VNA Measurements & Calibration
A vector network analyser (VNA) measures the complex S-parameters of a device under test (DUT) — both magnitude and phase — across a swept frequency range. Understanding what it measures, and how calibration moves the reference plane to your device, is essential for making accurate RF measurements.
What a VNA Measures
A 2-port VNA applies a stimulus at port 1 and measures the signals at both ports simultaneously. It computes:
| Parameter | Physical meaning | Typical display |
|---|---|---|
| S₁₁ | Input reflection coefficient. How much is reflected from port 1. | Smith Chart, log mag (RL) |
| S₂₁ | Forward transmission. Gain or insertion loss from port 1 to port 2. | Log magnitude (dB) |
| S₁₂ | Reverse transmission. Isolation. | Log magnitude (dB) |
| S₂₂ | Output reflection coefficient. | Smith Chart, log mag |
Calibration: Moving the Reference Plane
Without calibration, a VNA measures its own cables, connectors, and switch imperfections. Calibration removes these systematic errors by measuring known standards and computing correction factors. The most common calibration is SOL (Short-Open-Load) or SOLT (Short-Open-Load-Through):
- Short: Γ = −1 (all reflected, 180° phase). Defines the reference plane position.
- Open: Γ = +1 (all reflected, 0° phase, adjusted for fringing capacitance).
- Load: Γ = 0 (50 Ω termination, no reflection). Sets the amplitude reference.
- Through: Connects port 1 to port 2 directly. Characterises transmission path.
Always calibrate at the ends of the test cables, not at the VNA ports — calibration moves the reference plane to wherever you connect the standards.
Port Extension
If you cannot calibrate at the device terminals (e.g. a connector is on a PCB and you calibrate at the cable end), port extension electrically "moves" the reference plane by adding a known electrical delay.

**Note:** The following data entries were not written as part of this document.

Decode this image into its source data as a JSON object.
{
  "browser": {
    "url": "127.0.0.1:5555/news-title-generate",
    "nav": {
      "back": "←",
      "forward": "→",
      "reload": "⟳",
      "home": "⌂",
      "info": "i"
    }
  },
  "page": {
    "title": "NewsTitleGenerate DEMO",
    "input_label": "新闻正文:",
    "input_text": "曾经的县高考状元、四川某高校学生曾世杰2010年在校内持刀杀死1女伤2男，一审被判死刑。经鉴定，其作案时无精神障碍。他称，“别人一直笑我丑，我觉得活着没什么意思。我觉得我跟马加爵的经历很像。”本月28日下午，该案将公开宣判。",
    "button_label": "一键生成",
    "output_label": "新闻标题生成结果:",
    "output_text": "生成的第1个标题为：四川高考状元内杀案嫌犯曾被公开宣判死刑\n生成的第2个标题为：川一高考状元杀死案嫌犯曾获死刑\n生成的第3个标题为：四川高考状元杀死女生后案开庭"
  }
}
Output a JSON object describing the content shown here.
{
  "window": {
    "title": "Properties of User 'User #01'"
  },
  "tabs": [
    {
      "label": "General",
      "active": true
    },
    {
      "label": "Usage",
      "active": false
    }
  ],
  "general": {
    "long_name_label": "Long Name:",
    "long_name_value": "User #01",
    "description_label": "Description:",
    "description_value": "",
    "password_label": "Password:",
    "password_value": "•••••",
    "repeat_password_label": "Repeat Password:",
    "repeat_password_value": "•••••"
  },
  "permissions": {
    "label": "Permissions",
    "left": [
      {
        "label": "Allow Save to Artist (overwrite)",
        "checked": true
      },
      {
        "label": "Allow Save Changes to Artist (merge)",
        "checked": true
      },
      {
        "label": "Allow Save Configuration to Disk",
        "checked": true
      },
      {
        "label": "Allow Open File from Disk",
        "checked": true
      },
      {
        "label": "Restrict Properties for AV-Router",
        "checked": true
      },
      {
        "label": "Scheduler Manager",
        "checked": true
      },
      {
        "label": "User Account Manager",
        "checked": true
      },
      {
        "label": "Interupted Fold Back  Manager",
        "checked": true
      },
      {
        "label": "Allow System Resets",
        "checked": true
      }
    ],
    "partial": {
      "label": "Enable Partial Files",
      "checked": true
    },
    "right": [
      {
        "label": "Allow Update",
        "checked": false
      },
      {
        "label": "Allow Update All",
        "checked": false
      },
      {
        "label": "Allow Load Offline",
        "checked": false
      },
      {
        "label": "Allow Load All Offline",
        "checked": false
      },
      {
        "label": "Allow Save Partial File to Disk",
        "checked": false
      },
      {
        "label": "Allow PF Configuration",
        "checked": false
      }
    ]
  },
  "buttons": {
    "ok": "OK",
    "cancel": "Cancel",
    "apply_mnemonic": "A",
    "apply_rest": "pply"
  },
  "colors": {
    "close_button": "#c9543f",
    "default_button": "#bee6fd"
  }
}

It rotates the phase of S₁₁ and S₂₂ to compensate for the cable length. It is an approximation — it assumes the line is lossless and dispersionless — but is adequate for many applications.
Time-Domain Gating
The VNA can apply an inverse Fourier transform to its frequency-domain data to show the time-domain response (like a TDR). This reveals reflections from connectors and discontinuities separated in time (i.e. distance). Gating in the time domain — windowing to select only a specific time region — then transforming back to frequency allows you to isolate the response of a specific section of the DUT and remove connector effects. This is particularly useful for antenna measurements and filter characterisation.
Interpreting S₁₁ on a Smith Chart
A single frequency point on the Smith Chart shows the impedance at that frequency. As frequency sweeps:
- A resistor traces a point on the real axis.
- A capacitor traces clockwise along the X = 0 boundary toward the short-circuit point.
- A series LC traces a loop: inductive (upper half), resonant (real axis), capacitive (lower half).
- A transmission line section traces a clockwise circle centred on the origin.
- An antenna shows a small loop near the edge of the chart, touching or nearly touching the real axis at resonance.
Practical Measurement Tips
- Torque connectors to spec (SMA: 0.9 N·m / 8 in·lb). Under/over-torquing causes repeatable but incorrect results.
- Let the VNA warm up for 15–30 minutes before calibrating for best stability.
- Calibrate with the cable attached in its final position — bending it after calibration introduces errors.
- Use at least 201 frequency points across your band; use 1601+ for time-domain measurements to maximise time resolution.
- When measuring low-loss filters (< 0.5 dB), use a full 4-port SOLR or TRL calibration for best accuracy.
- Check calibration by measuring a known open or short — it should show a perfect circle on the Smith Chart rim.